A new investment strategy called HALO is rewarding investors who are betting on physical assets over software in the age of artificial intelligence.
A new investment theme dubbed “HALO” is gaining traction on Wall Street, fueling outperformance in heavy-asset sectors like utilities and mining. The strategy, short for Heavy Assets, Low Obsolescence, bets that physical infrastructure is more resilient to AI disruption than asset-light tech companies, driving gains of more than 70 percent in some stocks.
"AI can replace a programmer, an analyst, or even an entire software suite, but it can't replace a refinery, a power grid, or a copper mine," said Josh Brown, CEO of Ritholtz Wealth Management, who coined the term.

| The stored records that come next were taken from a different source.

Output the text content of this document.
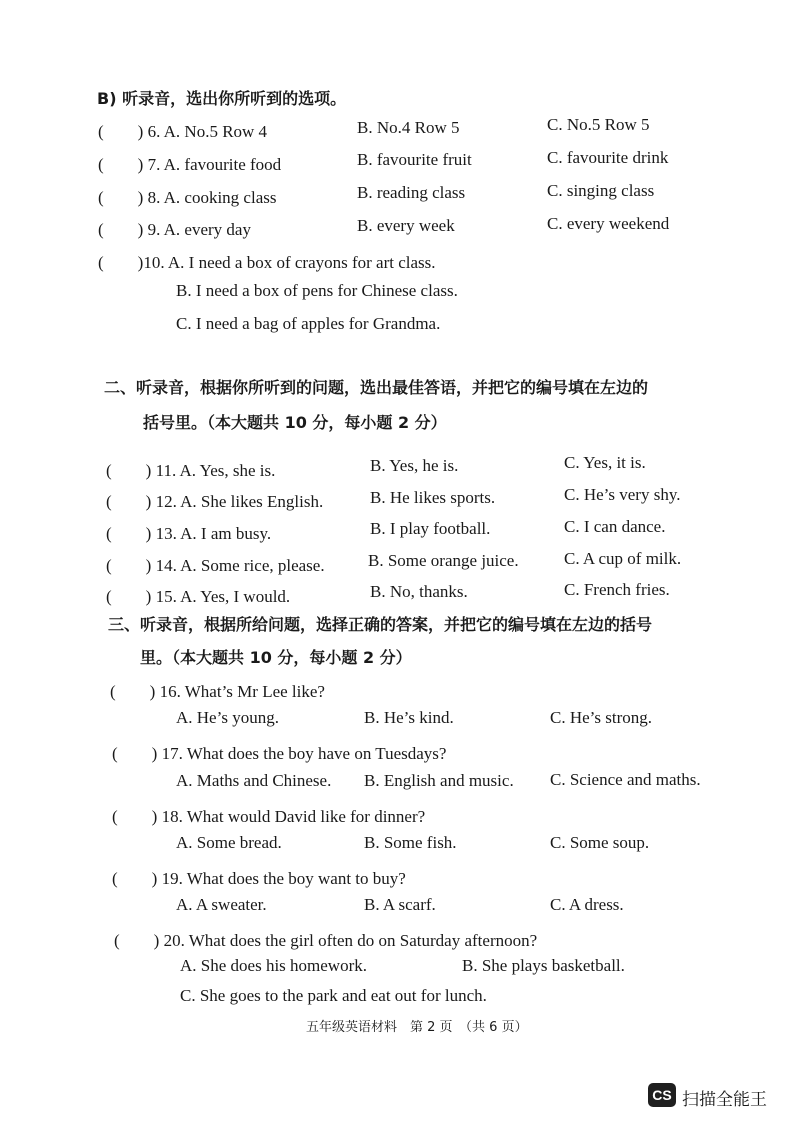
B) 听录音，选出你所听到的选项。
(　　) 6. A. No.5 Row 4	B. No.4 Row 5	C. No.5 Row 5
(　　) 7. A. favourite food	B. favourite fruit	C. favourite drink
(　　) 8. A. cooking class	B. reading class	C. singing class
(　　) 9. A. every day	B. every week	C. every weekend
(　　)10. A. I need a box of crayons for art class.
B. I need a box of pens for Chinese class.
C. I need a bag of apples for Grandma.
二、听录音，根据你所听到的问题，选出最佳答语，并把它的编号填在左边的
括号里。（本大题共 10 分，每小题 2 分）
(　　) 11. A. Yes, she is.	B. Yes, he is.	C. Yes, it is.
(　　) 12. A. She likes English.	B. He likes sports.	C. He’s very shy.
(　　) 13. A. I am busy.	B. I play football.	C. I can dance.
(　　) 14. A. Some rice, please.	B. Some orange juice.	C. A cup of milk.
(　　) 15. A. Yes, I would.	B. No, thanks.	C. French fries.
三、听录音，根据所给问题，选择正确的答案，并把它的编号填在左边的括号
里。（本大题共 10 分，每小题 2 分）
(　　) 16. What’s Mr Lee like?
A. He’s young.	B. He’s kind.	C. He’s strong.
(　　) 17. What does the boy have on Tuesdays?
A. Maths and Chinese. B. English and music. C. Science and maths.
(　　) 18. What would David like for dinner?
A. Some bread.	B. Some fish.	C. Some soup.
(　　) 19. What does the boy want to buy?
A. A sweater.	B. A scarf.	C. A dress.
(　　) 20. What does the girl often do on Saturday afternoon?
A. She does his homework.	B. She plays basketball.
C. She goes to the park and eat out for lunch.
五年级英语材料　第 2 页　（共 6 页）
CS 扫描全能王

The logic has played out in 2026, with the utilities, mining, and energy sectors of the MSCI World index all outperforming the broader market. At an individual stock level, Korean engineering firm Doosan Group has seen its shares surge over 70 percent in US dollar terms this year. In contrast, shares in software-as-a-service (SaaS) companies and property platform Rightmove have slumped, with the latter falling 25 percent late last year.
The trend reflects a potential long-term shift from growth-focused tech to value-oriented industrials, forcing investors to re-evaluate which companies hold a true "moat" in an economy increasingly shaped by AI and geopolitical tensions over strategic resources.

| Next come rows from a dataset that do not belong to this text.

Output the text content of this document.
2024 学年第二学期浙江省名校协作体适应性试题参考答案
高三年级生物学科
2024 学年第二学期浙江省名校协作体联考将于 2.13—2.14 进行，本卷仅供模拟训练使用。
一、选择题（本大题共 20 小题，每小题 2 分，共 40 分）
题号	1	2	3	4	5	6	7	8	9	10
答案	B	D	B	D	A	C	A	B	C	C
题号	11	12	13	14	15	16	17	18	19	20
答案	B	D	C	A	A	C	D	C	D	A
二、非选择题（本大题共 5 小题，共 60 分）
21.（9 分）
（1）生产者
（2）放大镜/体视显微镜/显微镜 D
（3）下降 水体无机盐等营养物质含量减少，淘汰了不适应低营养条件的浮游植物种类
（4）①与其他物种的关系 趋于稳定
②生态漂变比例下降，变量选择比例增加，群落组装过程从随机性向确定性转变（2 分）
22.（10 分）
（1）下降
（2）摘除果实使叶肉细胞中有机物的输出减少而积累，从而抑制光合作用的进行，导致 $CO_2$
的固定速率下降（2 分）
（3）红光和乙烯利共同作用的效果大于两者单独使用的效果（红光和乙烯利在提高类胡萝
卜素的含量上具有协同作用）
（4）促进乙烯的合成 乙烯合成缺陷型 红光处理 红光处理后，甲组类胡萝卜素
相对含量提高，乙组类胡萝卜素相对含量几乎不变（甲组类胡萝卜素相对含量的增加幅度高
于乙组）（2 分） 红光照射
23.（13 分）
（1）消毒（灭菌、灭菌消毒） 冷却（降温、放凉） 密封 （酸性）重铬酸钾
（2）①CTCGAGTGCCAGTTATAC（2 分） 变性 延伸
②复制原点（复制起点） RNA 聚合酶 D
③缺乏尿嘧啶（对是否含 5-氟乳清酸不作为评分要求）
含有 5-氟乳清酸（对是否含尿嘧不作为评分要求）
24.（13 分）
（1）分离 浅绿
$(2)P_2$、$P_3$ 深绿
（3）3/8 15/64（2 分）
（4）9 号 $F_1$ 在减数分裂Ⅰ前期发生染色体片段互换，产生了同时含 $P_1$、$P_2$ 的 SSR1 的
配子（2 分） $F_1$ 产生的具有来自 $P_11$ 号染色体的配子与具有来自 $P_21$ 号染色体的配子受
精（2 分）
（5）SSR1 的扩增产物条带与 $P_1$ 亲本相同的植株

Valuation Gap Narrows as Theme Matures
According to Goldman Sachs strategist Guillaume Jaisson, the quantitative criteria for a HALO company include a high ratio of fixed assets to total assets and significant capital expenditure relative to sales. Chip manufacturer TSMC, for example, has averaged $32 billion in annual capex since 2020.

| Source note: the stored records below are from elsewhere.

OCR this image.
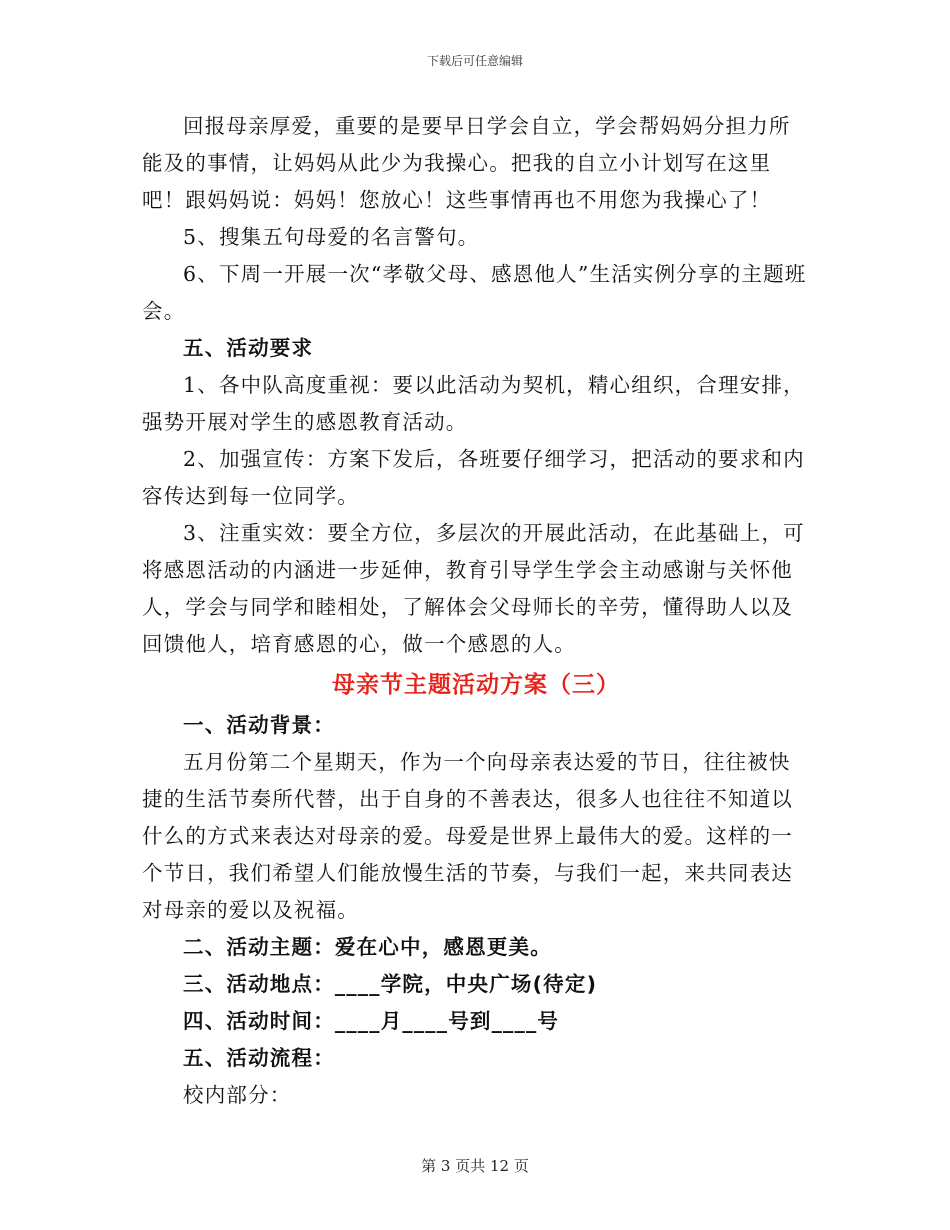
下载后可任意编辑

回报母亲厚爱，重要的是要早日学会自立，学会帮妈妈分担力所能及的事情，让妈妈从此少为我操心。把我的自立小计划写在这里吧！跟妈妈说：妈妈！您放心！这些事情再也不用您为我操心了！

5、搜集五句母爱的名言警句。

6、下周一开展一次“孝敬父母、感恩他人”生活实例分享的主题班会。

五、活动要求

1、各中队高度重视：要以此活动为契机，精心组织，合理安排，强势开展对学生的感恩教育活动。

2、加强宣传：方案下发后，各班要仔细学习，把活动的要求和内容传达到每一位同学。

3、注重实效：要全方位，多层次的开展此活动，在此基础上，可将感恩活动的内涵进一步延伸，教育引导学生学会主动感谢与关怀他人，学会与同学和睦相处，了解体会父母师长的辛劳，懂得助人以及回馈他人，培育感恩的心，做一个感恩的人。

母亲节主题活动方案（三）

一、活动背景：

五月份第二个星期天，作为一个向母亲表达爱的节日，往往被快捷的生活节奏所代替，出于自身的不善表达，很多人也往往不知道以什么的方式来表达对母亲的爱。母爱是世界上最伟大的爱。这样的一个节日，我们希望人们能放慢生活的节奏，与我们一起，来共同表达对母亲的爱以及祝福。

二、活动主题：爱在心中，感恩更美。

三、活动地点：____学院，中央广场(待定)

四、活动时间：____月____号到____号

五、活动流程：

校内部分：

第 3 页共 12 页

This rotation into physical assets has been so pronounced that a 35 percent P/E valuation discount that European HALO stocks held over their asset-light peers a year ago has now almost completely vanished. While Jaisson believes earnings growth will now become the primary driver for these stocks, others are more cautious.
"I don’t think it’s an investable theme with an attractive risk-reward at this point," said Patrick Kaser of Brandywine Global, suggesting the easiest gains may have already been made.
A Bet on Scarcity in a Multipolar World
The HALO theme is underpinned by a deeper narrative about global shifts. Julien Albertini, a fund manager at First Eagle Global Value Fund, argues that the end of "Pax Americana" is forcing nations to prioritize strategic autonomy in energy, defense, and supply chains. He notes that US corporate investment as a percentage of cash flow has fallen from around 70 percent in the early 1990s to below 40 percent in the current decade. For him, the key question is scarcity—whether a company owns something irreplaceable.
This view is complemented by warnings from strategists like Sebastian Raedler at Bank of America, who cautions that the rise of "Agentic AI" could automate consumption and lead to Western economies facing overcapacity issues similar to China's. In such an environment, business models that can generate near-term profits are favored over those that rely on distant future promises.
While some compare HALO to the "old economy" versus "new economy" debate of the 1990s, proponents like Brown insist it's a new factor for the AI age, encompassing high-tech, high-capex industries like semiconductors alongside traditional heavy industry. The core idea is that in a world of digital abundance, physical scarcity is becoming the ultimate value.
This article is for informational purposes only and does not constitute investment advice.